Nel dopoguerra, grazie alla leadership di socialdemocratici come Olof Palme (non a caso ancora oggi disprezzato da molti razzisti svedesi), il paese nordico divenne la “superpotenza morale” pronta a inviare aiuti umanitari, e ad accogliere migranti, rifugiati e richiedenti asilo da ogni angolo del pianeta. Un’autorappresentazione utile a Stoccolma, senza dubbio, ma con solide basi nella realtà. In mezzo secolo la Svezia, più di ogni altro paese europeo, ha aperto le sue porte a baltici, ungheresi, cecoslovacchi, jugoslavi. A vietnamiti, cileni, tamil, curdi. A libanesi, iraniani, iracheni, palestinesi, etiopi, eritrei, somali, siriani. 

Ma nel XX secolo la Svezia non è stata solo una terra di accoglienza. Negli anni ’20 e ’30 nel paese nordico fiorirono piccoli partiti e gruppuscoli fascisti, intrisi di anticomunismo, odio contro i socialdemocratici, antisemitismo, razzismo, nazionalismo. Ebbero tutti scarso peso politico (pur godendo di un certo sostegno in ambienti dell’alta società simpatizzanti con la Germania di Hitler). Alcuni loro slogan però presero piede: il famigerato Svensk Socialistisk Samling (SSS), per esempio, coniò il grido di battaglia “Vogliamo una Svezia per gli svedesi”, che nelle sue diverse varianti sarebbe sopravvissuto a lungo. Molto a lungo.

La sconfitta del Terzo Reich e il trionfo della socialdemocrazia spazzò via il fascismo svedese, ma rimasugli di partitini e gruppuscoli fascisti sopravvissero. Soprattutto in Scania, nella città universitaria di Lund e a Malmö. Era originario della Scania il fondatore del partito neonazista Nordiska rikspartiet (Partito del Reich nordico). A Malmö, metropoli portuale tra le più vive e multietniche del Nordeuropa, negli anni ‘70 aveva il suo quartier generale il partito di destra radicale Svenska Folkets Väl (Benessere del popolo svedese), e negli anni ‘80 lo Skåne partiet (Partito della Scania), bizzarra forza populista anti-immigrazione e anti-Islam favorevole alla secessione della contea. 

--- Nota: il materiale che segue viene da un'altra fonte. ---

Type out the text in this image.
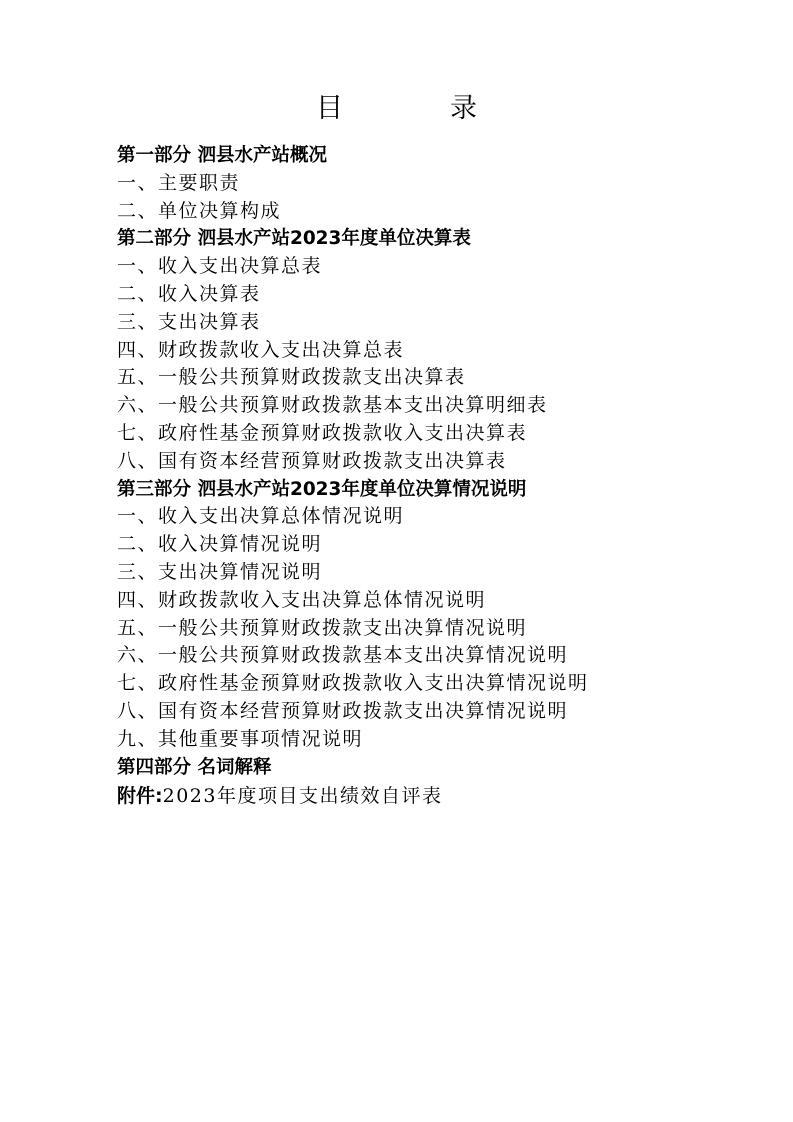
目　录
第一部分 泗县水产站概况
一、主要职责
二、单位决算构成
第二部分 泗县水产站2023年度单位决算表
一、收入支出决算总表
二、收入决算表
三、支出决算表
四、财政拨款收入支出决算总表
五、一般公共预算财政拨款支出决算表
六、一般公共预算财政拨款基本支出决算明细表
七、政府性基金预算财政拨款收入支出决算表
八、国有资本经营预算财政拨款支出决算表
第三部分 泗县水产站2023年度单位决算情况说明
一、收入支出决算总体情况说明
二、收入决算情况说明
三、支出决算情况说明
四、财政拨款收入支出决算总体情况说明
五、一般公共预算财政拨款支出决算情况说明
六、一般公共预算财政拨款基本支出决算情况说明
七、政府性基金预算财政拨款收入支出决算情况说明
八、国有资本经营预算财政拨款支出决算情况说明
九、其他重要事项情况说明
第四部分 名词解释
附件:2023年度项目支出绩效自评表
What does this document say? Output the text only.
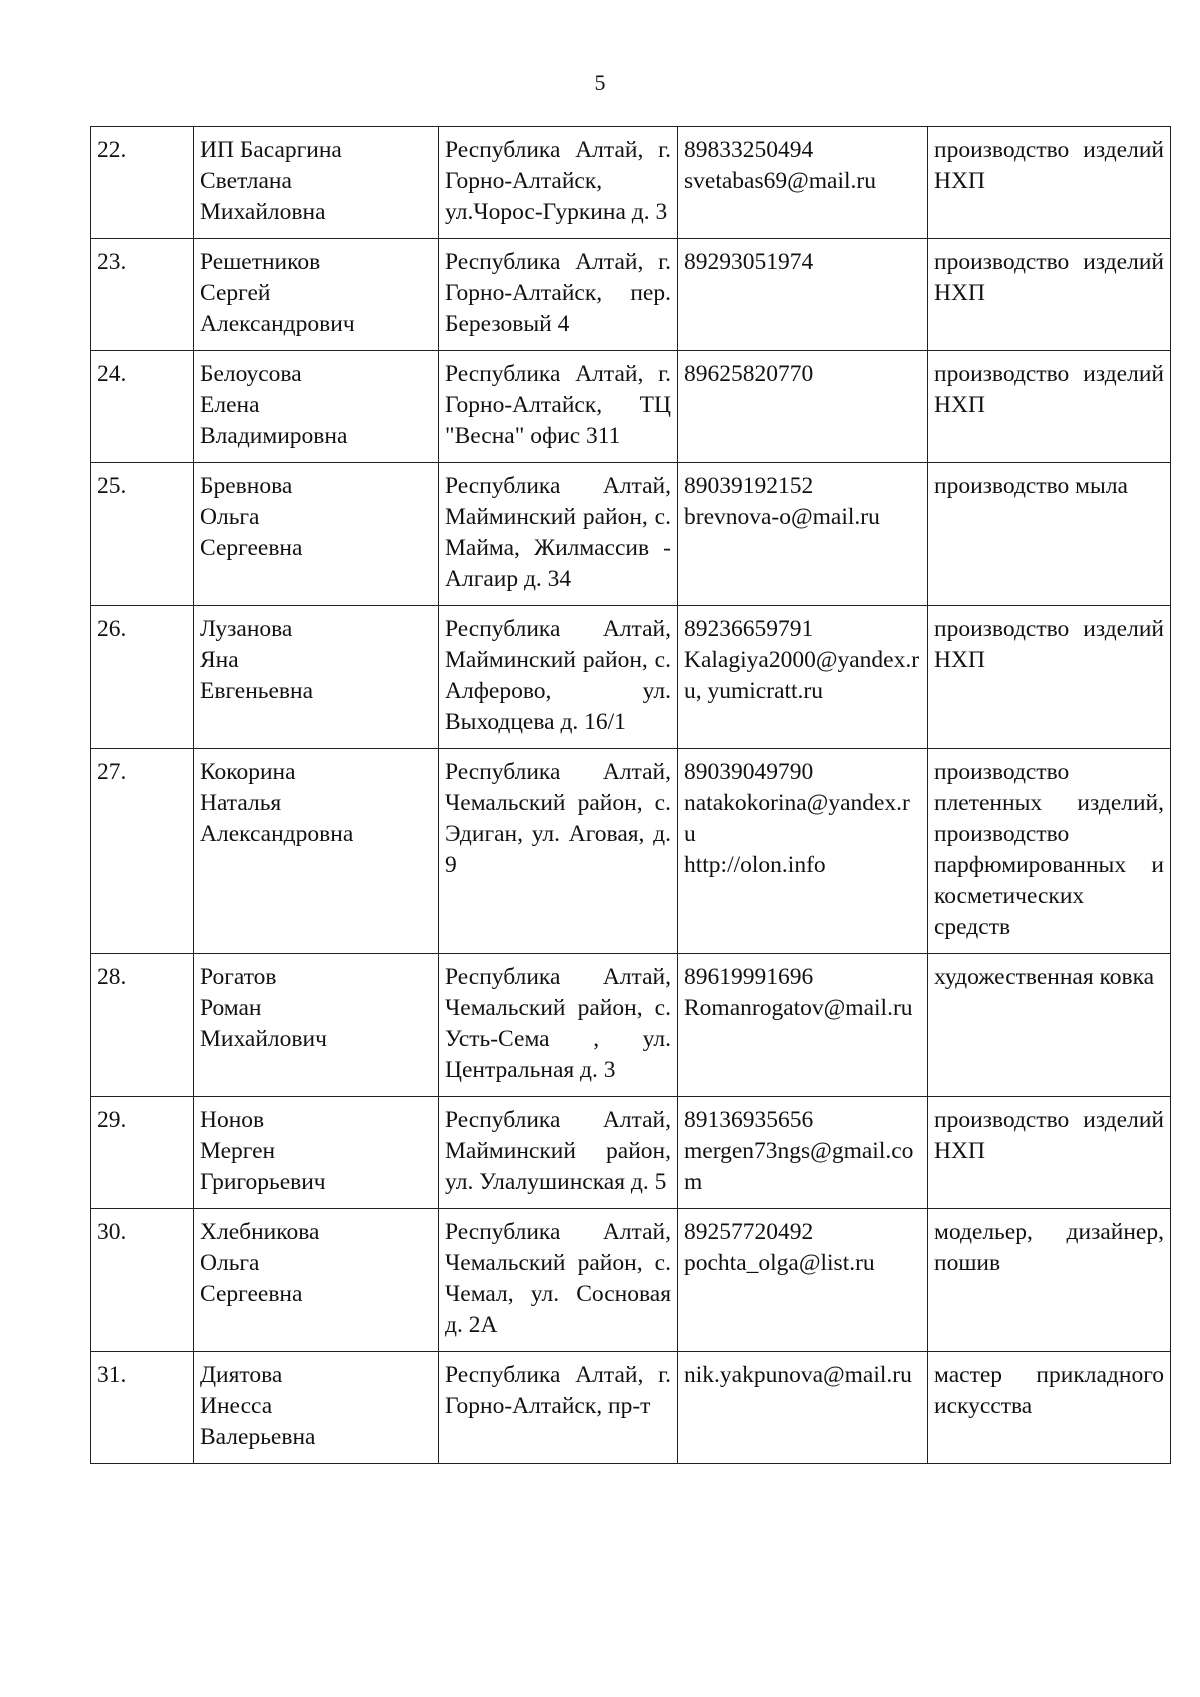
5
22.	ИП Басаргина
Светлана
Михайловна	Республика Алтай, г. Горно-Алтайск, ул.Чорос-Гуркина д. 3	89833250494
svetabas69@mail.ru	производство изделий НХП
23.	Решетников
Сергей
Александрович	Республика Алтай, г. Горно-Алтайск, пер. Березовый 4	89293051974	производство изделий НХП
24.	Белоусова
Елена
Владимировна	Республика Алтай, г. Горно-Алтайск, ТЦ "Весна" офис 311	89625820770	производство изделий НХП
25.	Бревнова
Ольга
Сергеевна	Республика Алтай, Майминский район, с. Майма, Жилмассив - Алгаир д. 34	89039192152
brevnova-o@mail.ru	производство мыла
26.	Лузанова
Яна
Евгеньевна	Республика Алтай, Майминский район, с. Алферово, ул. Выходцева д. 16/1	89236659791
Kalagiya2000@yandex.ru, yumicratt.ru	производство изделий НХП
27.	Кокорина
Наталья
Александровна	Республика Алтай, Чемальский район, с. Эдиган, ул. Аговая, д. 9	89039049790
natakokorina@yandex.ru
http://olon.info	производство плетенных изделий, производство парфюмированных и косметических средств
28.	Рогатов
Роман
Михайлович	Республика Алтай, Чемальский район, с. Усть-Сема , ул. Центральная д. 3	89619991696
Romanrogatov@mail.ru	художественная ковка
29.	Нонов
Мерген
Григорьевич	Республика Алтай, Майминский район, ул. Улалушинская д. 5	89136935656
mergen73ngs@gmail.com	производство изделий НХП
30.	Хлебникова
Ольга
Сергеевна	Республика Алтай, Чемальский район, с. Чемал, ул. Сосновая д. 2А	89257720492
pochta_olga@list.ru	модельер, дизайнер, пошив
31.	Диятова
Инесса
Валерьевна	Республика Алтай, г. Горно-Алтайск, пр-т	nik.yakpunova@mail.ru	мастер прикладного искусства
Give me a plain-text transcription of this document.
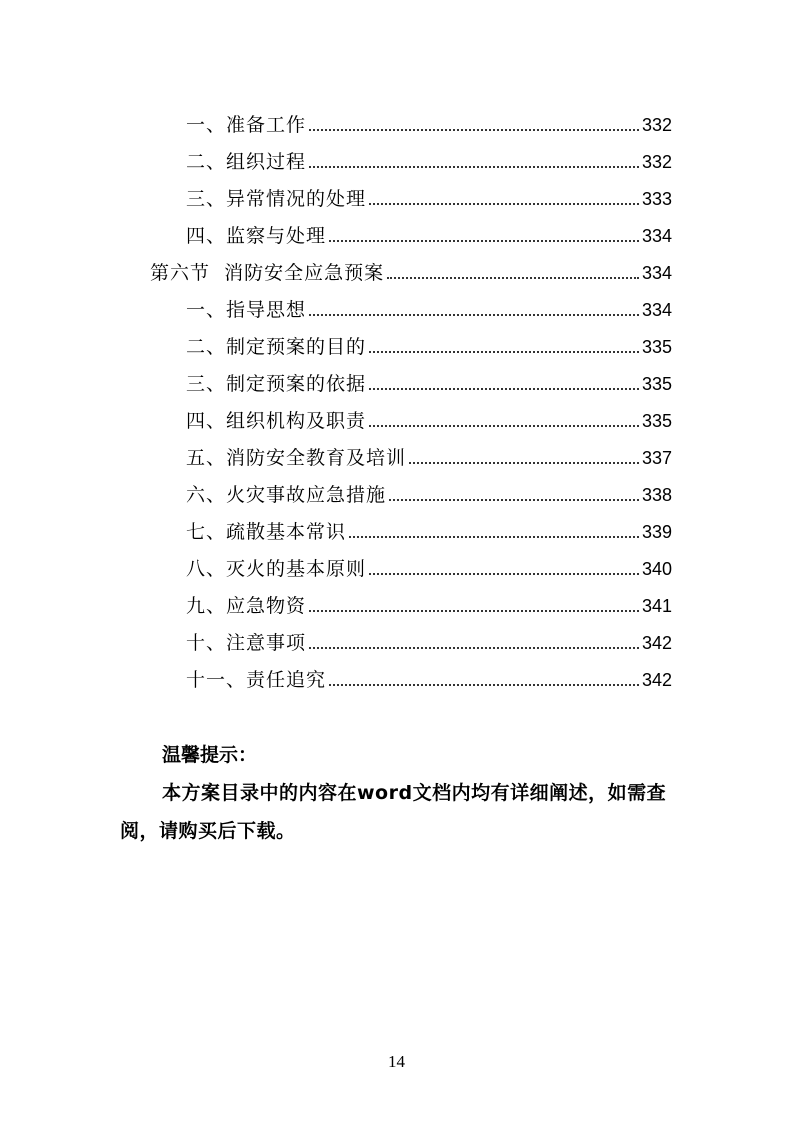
一、准备工作	332
二、组织过程	332
三、异常情况的处理	333
四、监察与处理	334
第六节  消防安全应急预案	334
一、指导思想	334
二、制定预案的目的	335
三、制定预案的依据	335
四、组织机构及职责	335
五、消防安全教育及培训	337
六、火灾事故应急措施	338
七、疏散基本常识	339
八、灭火的基本原则	340
九、应急物资	341
十、注意事项	342
十一、责任追究	342

温馨提示：

本方案目录中的内容在word文档内均有详细阐述，如需查阅，请购买后下载。

14
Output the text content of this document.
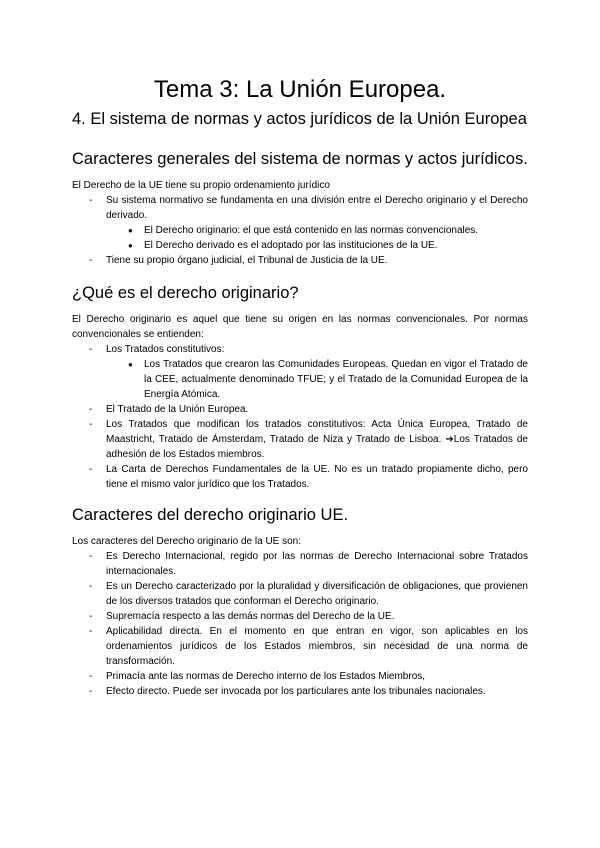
Tema 3: La Unión Europea.
4. El sistema de normas y actos jurídicos de la Unión Europea
Caracteres generales del sistema de normas y actos jurídicos.

El Derecho de la UE tiene su propio ordenamiento jurídico

- Su sistema normativo se fundamenta en una división entre el Derecho originario y el Derecho derivado.
● El Derecho originario: el que está contenido en las normas convencionales.
● El Derecho derivado es el adoptado por las instituciones de la UE.
- Tiene su propio órgano judicial, el Tribunal de Justicia de la UE.
¿Qué es el derecho originario?

El Derecho originario es aquel que tiene su origen en las normas convencionales. Por normas convencionales se entienden:

- Los Tratados constitutivos:
● Los Tratados que crearon las Comunidades Europeas. Quedan en vigor el Tratado de la CEE, actualmente denominado TFUE; y el Tratado de la Comunidad Europea de la Energía Atómica.
- El Tratado de la Unión Europea.
- Los Tratados que modifican los tratados constitutivos: Acta Única Europea, Tratado de Maastricht, Tratado de Ámsterdam, Tratado de Niza y Tratado de Lisboa. ➔Los Tratados de adhesión de los Estados miembros.
- La Carta de Derechos Fundamentales de la UE. No es un tratado propiamente dicho, pero tiene el mismo valor jurídico que los Tratados.
Caracteres del derecho originario UE.

Los caracteres del Derecho originario de la UE son:

- Es Derecho Internacional, regido por las normas de Derecho Internacional sobre Tratados internacionales.
- Es un Derecho caracterizado por la pluralidad y diversificación de obligaciones, que provienen de los diversos tratados que conforman el Derecho originario.
- Supremacía respecto a las demás normas del Derecho de la UE.
- Aplicabilidad directa. En el momento en que entran en vigor, son aplicables en los ordenamientos jurídicos de los Estados miembros, sin necesidad de una norma de transformación.
- Primacía ante las normas de Derecho interno de los Estados Miembros,
- Efecto directo. Puede ser invocada por los particulares ante los tribunales nacionales.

Nel 1990 una chiesa ortodossa serba a Malmö veniva bruciata da cinque ragazzi che all’inizio intendevano dar fuoco a una croce. L’anno dopo degli skinhead aggredivano una giovane coppia. Ma l’odio verso i migranti e la violenza di estrema destra non erano confinati alla sola Svezia del sud. Tra l’estate del 1991 e l’inverno del 1992 imperversò, a Stoccolma e nella vicina Uppsala: Lasermannen (l’Uomo laser). Un estremista di destra di nome John Ausonius che, mosso dal razzismo, sparò a undici persone (soprattutto africani e mediorientali) rei di avere un aspetto non-svedese. Divenne l’incubo di milioni di svedesi. La vicenda di Ausonius è stata raccontata qualche anno fa, in modo magistrale, dal giornalista svedese Gellert Tamas in un bestseller, L’uomo laser (edito in Italia da Iperborea); parlando nel 2014 con chi scrive, Tamas ricordava che allora c’erano estremisti di destra che inneggiavano all’uomo laser e al suo furore omicida contro gli stranieri. 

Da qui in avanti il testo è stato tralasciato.